The Stippled Gridpoints are Statistically Significant: (Mis)uses of False Discovery Rate Correction for Geospatial Data
Abstract. Peer-reviewed articles in the geosciences routinely assess statistical significance in spatially distributed data. Statistical significance is often assessed independently at each grid point, while formal adjustment for multiple testing is applied less consistently. Although several approaches to account for multiple testing exist, their application to geosciences data is not always straightforward, as these data often exhibit spatially coherent signals.
In this work, we revisit multiple-testing correction in the context of spatially structured datasets. We first highlight how neglecting multiple testing correction can substantially inflate the number of false positives. We further show that the global false discovery rate (FDR) approach, proposed in literature for application in geosciences, can yield counterintuitive and potentially misleading results when applied to spatially coherent signals. To illustrate the latter point, we provide an example based on near-surface air temperature composites following sudden stratospheric warmings. We show that when anomalies are spatially coherent, restricting the spatial domain can increase the FDR-adjusted significance threshold. Consequently, the same underlying field can appear more statistically significant solely due to domain selection, despite unchanged data. We explain this behavior from the rank-based structure of the FDR procedure and discuss its implications for spatial inference and uncertainty quantification in the geosciences.
Building on these insights, we outline practical recommendations for transparent and robust significance assessment in geoscientific applications. These include clearly documenting multiple-testing corrections when adjusted pointwise significance is shown, cautious interpretation of adjusted thresholds, and considering spatially aware alternatives such as regional or cluster-based inference when appropriate.
Overall, our results highlight both the need to account for multiple-testing and potential issues with a naïve application and interpretation of the FDR correction. We hope that our work may contribute to more robust statistical testing in the geosciences.
This paper points out potential problems associated with use of the FDR procedure in the context of spatially correlated hypothesis tests. The authors show that the rule of thumb recommended in the 2016 Wilks paper, which was derived from a particular synthetic data setting with relatively few locally significant gridpoints, apparently behaves badly in the extreme restricted-domain example highlighted in the present paper, and so is evidently not optimal in general.
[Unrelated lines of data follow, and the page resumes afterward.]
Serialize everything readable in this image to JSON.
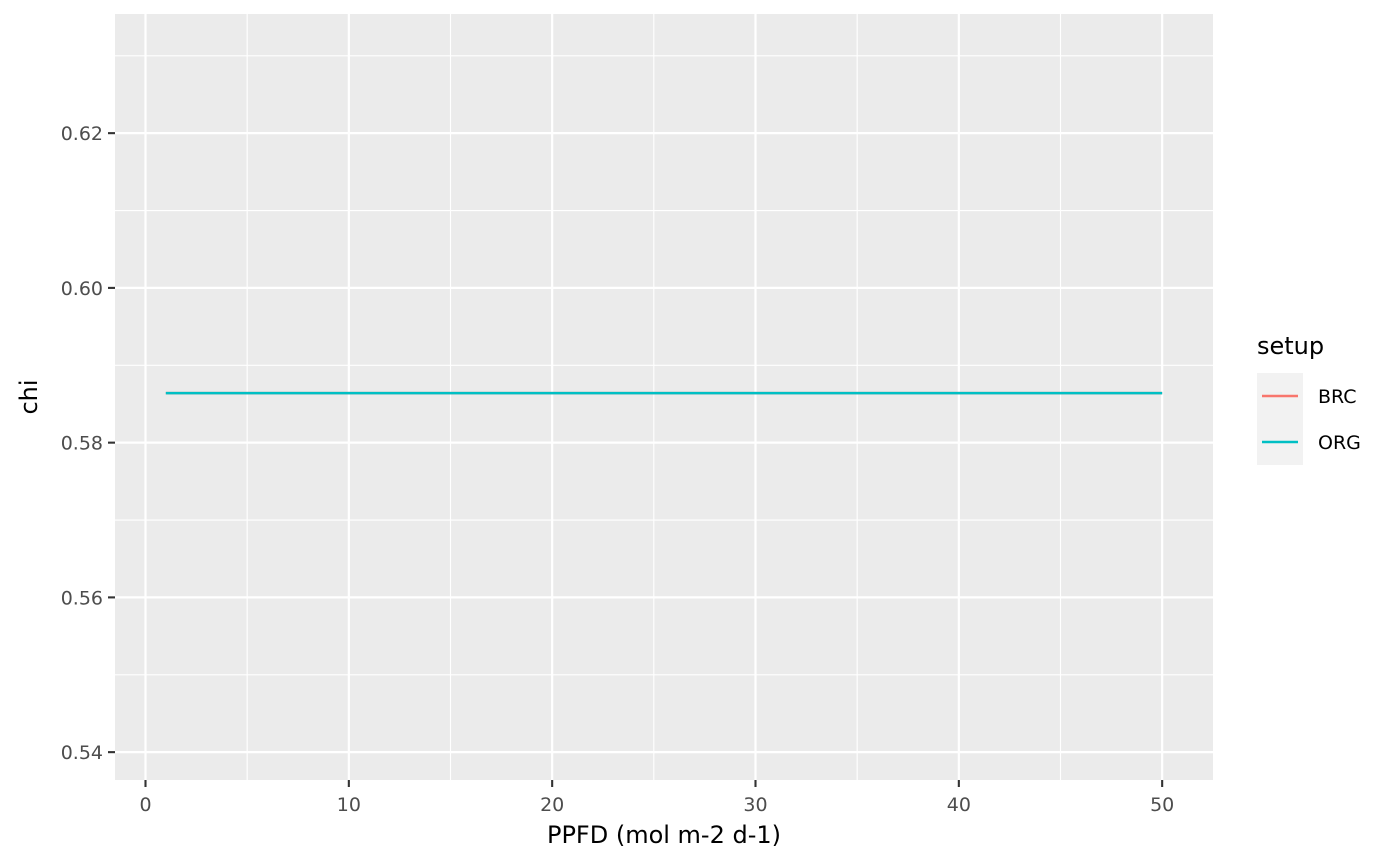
{
  "chart_data": {
    "type": "line",
    "xlabel": "PPFD (mol m-2 d-1)",
    "ylabel": "chi",
    "xlim": [
      -1.5,
      52.5
    ],
    "ylim": [
      0.5364,
      0.6354
    ],
    "x_ticks": [
      0,
      10,
      20,
      30,
      40,
      50
    ],
    "x_minor": [
      5,
      15,
      25,
      35,
      45
    ],
    "y_ticks": [
      0.54,
      0.56,
      0.58,
      0.6,
      0.62
    ],
    "y_tick_labels": [
      "0.54",
      "0.56",
      "0.58",
      "0.60",
      "0.62"
    ],
    "y_minor": [
      0.55,
      0.57,
      0.59,
      0.61,
      0.63
    ],
    "grid": true,
    "legend": {
      "title": "setup",
      "placement": "right",
      "entries": [
        "BRC",
        "ORG"
      ]
    },
    "series": [
      {
        "name": "BRC",
        "color": "#F8766D",
        "x": [
          1,
          50
        ],
        "y": [
          0.5864,
          0.5864
        ]
      },
      {
        "name": "ORG",
        "color": "#00BFC4",
        "x": [
          1,
          50
        ],
        "y": [
          0.5864,
          0.5864
        ]
      }
    ],
    "panel_color": "#EBEBEB",
    "grid_color": "#FFFFFF"
  }
}
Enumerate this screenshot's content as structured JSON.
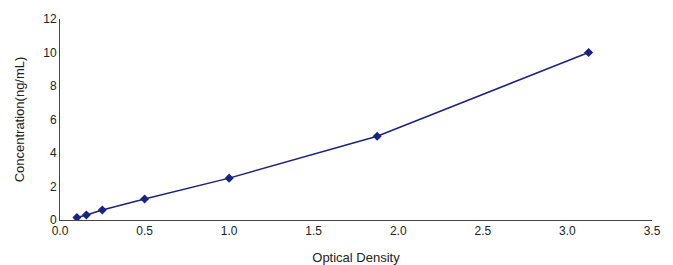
{
  "chart_data": {
    "type": "line",
    "xlabel": "Optical Density",
    "ylabel": "Concentration(ng/mL)",
    "x": [
      0.1,
      0.156,
      0.25,
      0.5,
      1.0,
      1.875,
      3.125
    ],
    "values": [
      0.15,
      0.3,
      0.6,
      1.25,
      2.5,
      5.0,
      10.0
    ],
    "color": "#1a237e",
    "marker": "diamond",
    "line_style": "solid",
    "xlim": [
      0,
      3.5
    ],
    "ylim": [
      0,
      12
    ],
    "xticks": [
      {
        "value": 0,
        "label": "0.0"
      },
      0.5,
      {
        "value": 1,
        "label": "1.0"
      },
      1.5,
      {
        "value": 2,
        "label": "2.0"
      },
      2.5,
      {
        "value": 3,
        "label": "3.0"
      },
      3.5
    ],
    "yticks": [
      0,
      2,
      4,
      6,
      8,
      10,
      12
    ],
    "grid": false
  }
}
The paper is fairly short, and would be stronger if it were to include a spectrum of synthetic-data simulations aimed at quantifying optimized parameterization of the ratio of the FDR to the local test level, perhaps as a function of the proportion of local tests that are nominally significant (for example as suggested on line 196), or possibly in terms of the relationship between the domain size and the spatial autocorrelation length scale. Figure 2 seems to indicate that setting the FDR level closer to 0.05 might yield more consistent results in Figure 1d. At minimum, it would be interesting to see the counterpart of Figure 1d with equality of the FDR level and the local test level (i.e., 0.05).
A few more specific comments:
para beginning line 65. Not quite accurate: FDR is actual, not expected number of incorrectly rejected nulls. The Benjamini-Hochberg procedure limits (“controls”) the proportion of such rejections, in expectation. So alpha-FDR = 0.1 implies that, on average, no more than 10% of rejected nulls are false positives, and indeed there may be fewer than this. (The characterization on line 91 is correct).
line 110. The test setup here appears to assume implicitly that SSW events are uniformly distributed in the November-March data window, which is substantially longer than 60 days. Is this the case in the observations? Also, is there a physical justification for use of the 60-day period, external to the test data? What is the effect of temperature nonstationarity during November-March?
line 125. The choice of the small Northern European gridbox appears to have been made a posteriori, after calculation of the initial hemispheric analysis. The several papers cited, apparently to justify this choice, presumably were based on the same or substantially overlapping historical data. The possible impact on the second, spatially restricted, analysis should be discussed more fully.